I do not think anyone can describe the experience in simple words. Seeing the countryside from up in the air, and now all animals seem serene, oblivious to our gawking eyes. The scene, in a sense wants to encourage gently stroking these wild animals, but alas – once on the ground, the view is somewhat different. It was very clear that they were well cared for and living their best lives, as nature intended.

After landing we were transported back to our base and leisured in a pool of our choice until dusk, reminiscing about another breath-taking day in this wildlife heaven called Manyane Resort. Gloria and I now realised our four-day safari is over and we will have to decide, do we go home, or do we explore this spot of beauty, untouched by human interference?

Next Time You are In A Safari Game Park

Did you know, the Cheeta, as it is most commonly known, is the fastest land-speed mammal on earth (up to 60km/h). During our stay in this paradise of wild and wildlife we had hoped to just sight one, or maybe two. Little had we known what nature could bring on our second day. Late in the afternoon, just returning from a safari drive just off Mankwe dam, our driver stopped and pointed to two conspicuous spotted ears just visible in long ageing grass only high enough for the owner of these ears to see, as with wild drives, most of us were equipped with binoculars and easily spotted the spots. As we started oohing and aahing, an explosion of dust erupted and this sleek spotted thunderflash speeded towards it’s prey. I could only exhale a sigh of wonder at this beautiful animal in full flight closing in on dinner. The wee victim animal did not stand a chance and was quickly dispersed with. The kill took about two minutes. As nature intended, this was dinner, not a Roman feast or anything to be messed about. The Lady Leopard had brought the kids, two handsome young ones intent on filling themselves as soon as possible. We had to learn that different from Lions, the Lady Cheeta was first allowed to the food, thereafter dad, and then the kids could pick the bones for their fill. With both parents ever vigilant for any scavengers. Really awesome.

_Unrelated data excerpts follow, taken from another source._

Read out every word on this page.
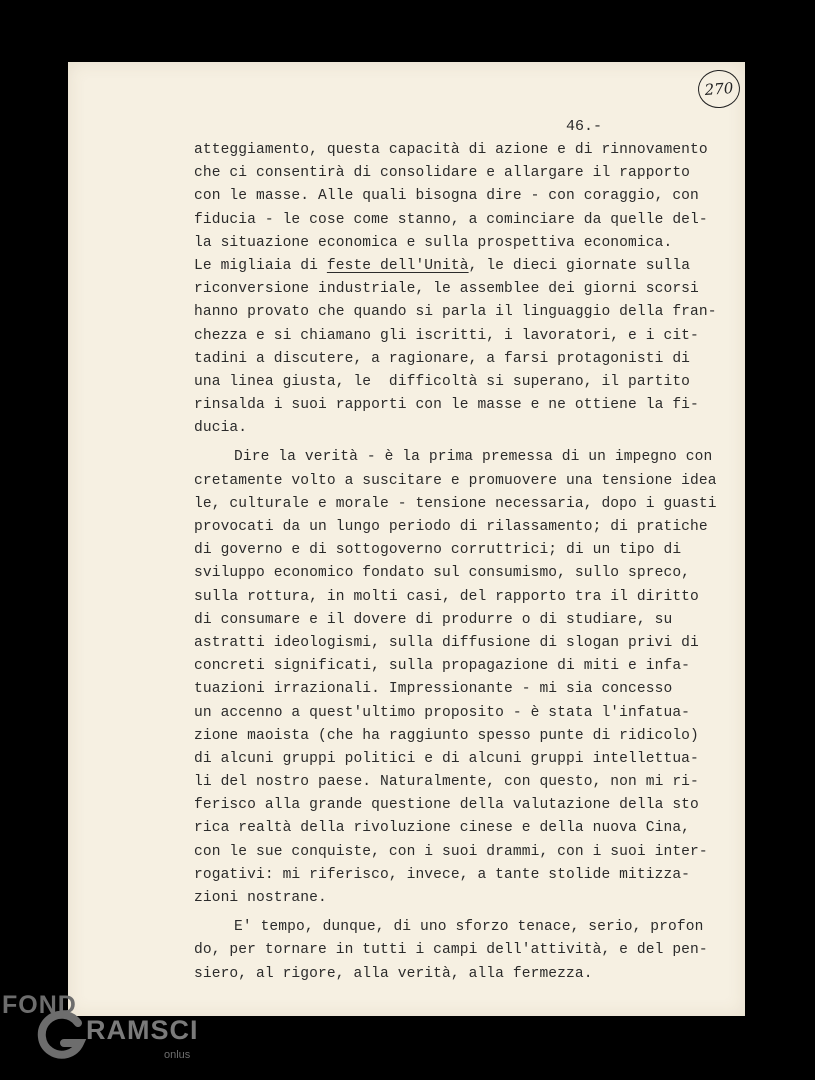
270
46.-
atteggiamento, questa capacità di azione e di rinnovamento
che ci consentirà di consolidare e allargare il rapporto
con le masse. Alle quali bisogna dire - con coraggio, con
fiducia - le cose come stanno, a cominciare da quelle del-
la situazione economica e sulla prospettiva economica.
Le migliaia di feste dell'Unità, le dieci giornate sulla
riconversione industriale, le assemblee dei giorni scorsi
hanno provato che quando si parla il linguaggio della fran-
chezza e si chiamano gli iscritti, i lavoratori, e i cit-
tadini a discutere, a ragionare, a farsi protagonisti di
una linea giusta, le  difficoltà si superano, il partito
rinsalda i suoi rapporti con le masse e ne ottiene la fi-
ducia.
Dire la verità - è la prima premessa di un impegno con
cretamente volto a suscitare e promuovere una tensione idea
le, culturale e morale - tensione necessaria, dopo i guasti
provocati da un lungo periodo di rilassamento; di pratiche
di governo e di sottogoverno corruttrici; di un tipo di
sviluppo economico fondato sul consumismo, sullo spreco,
sulla rottura, in molti casi, del rapporto tra il diritto
di consumare e il dovere di produrre o di studiare, su
astratti ideologismi, sulla diffusione di slogan privi di
concreti significati, sulla propagazione di miti e infa-
tuazioni irrazionali. Impressionante - mi sia concesso
un accenno a quest'ultimo proposito - è stata l'infatua-
zione maoista (che ha raggiunto spesso punte di ridicolo)
di alcuni gruppi politici e di alcuni gruppi intellettua-
li del nostro paese. Naturalmente, con questo, non mi ri-
ferisco alla grande questione della valutazione della sto
rica realtà della rivoluzione cinese e della nuova Cina,
con le sue conquiste, con i suoi drammi, con i suoi inter-
rogativi: mi riferisco, invece, a tante stolide mitizza-
zioni nostrane.
E' tempo, dunque, di uno sforzo tenace, serio, profon
do, per tornare in tutti i campi dell'attività, e del pen-
siero, al rigore, alla verità, alla fermezza.
FOND
RAMSCI
onlus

So with this “once in a lifetime” experience we bedded down after dinner and nightcaps at the pool and I was wondering where the catch is going to be on pricing as I have never experienced this much for so little.

Watch this space.

The Story Of Pilanesberg National Parks

Upon the decision of my getaway I normally plan a trip as meticulous as possible, using Google Earth and any other resource to get as much information as possible about the trip, area and establishment  I plan to occupy. Even in the planning stage I was very surprised to discover I was planning on staying in a historic volcano crater created 1,3 million years ago. On Google Earth it actually appears as a round marble from a certain distance out of space.

Interesting also was that it is situated in the vicinity of the Sun City resort and if you have experienced the resort, you will have a good idea of the kind of landscape you are approaching. Excited we packed for “just another game reserve” we now know was not to be.

I was simply astonished to experience so much courtesy in such a tranquil environment, each camp trying to outdo the other in their determination to make our experience the absolute best.  Arriving at Bakgatla Gate and subsequently Bakgatla Resort, we were welcomed as VIP guests (or it felt that way) and escorted to accommodation par excellence. Accommodation consists of self catering, camping, lodging with high taste pampering and bed and breakfast establishment at your leisure and choice.

Activities are too many to describe but what stood out was the Air Balloon Safari, Watering Time for the animals during late afternoon at the Mankwe dam as well as the Night Drives where you cannot believe the number of different species of animals to be observed.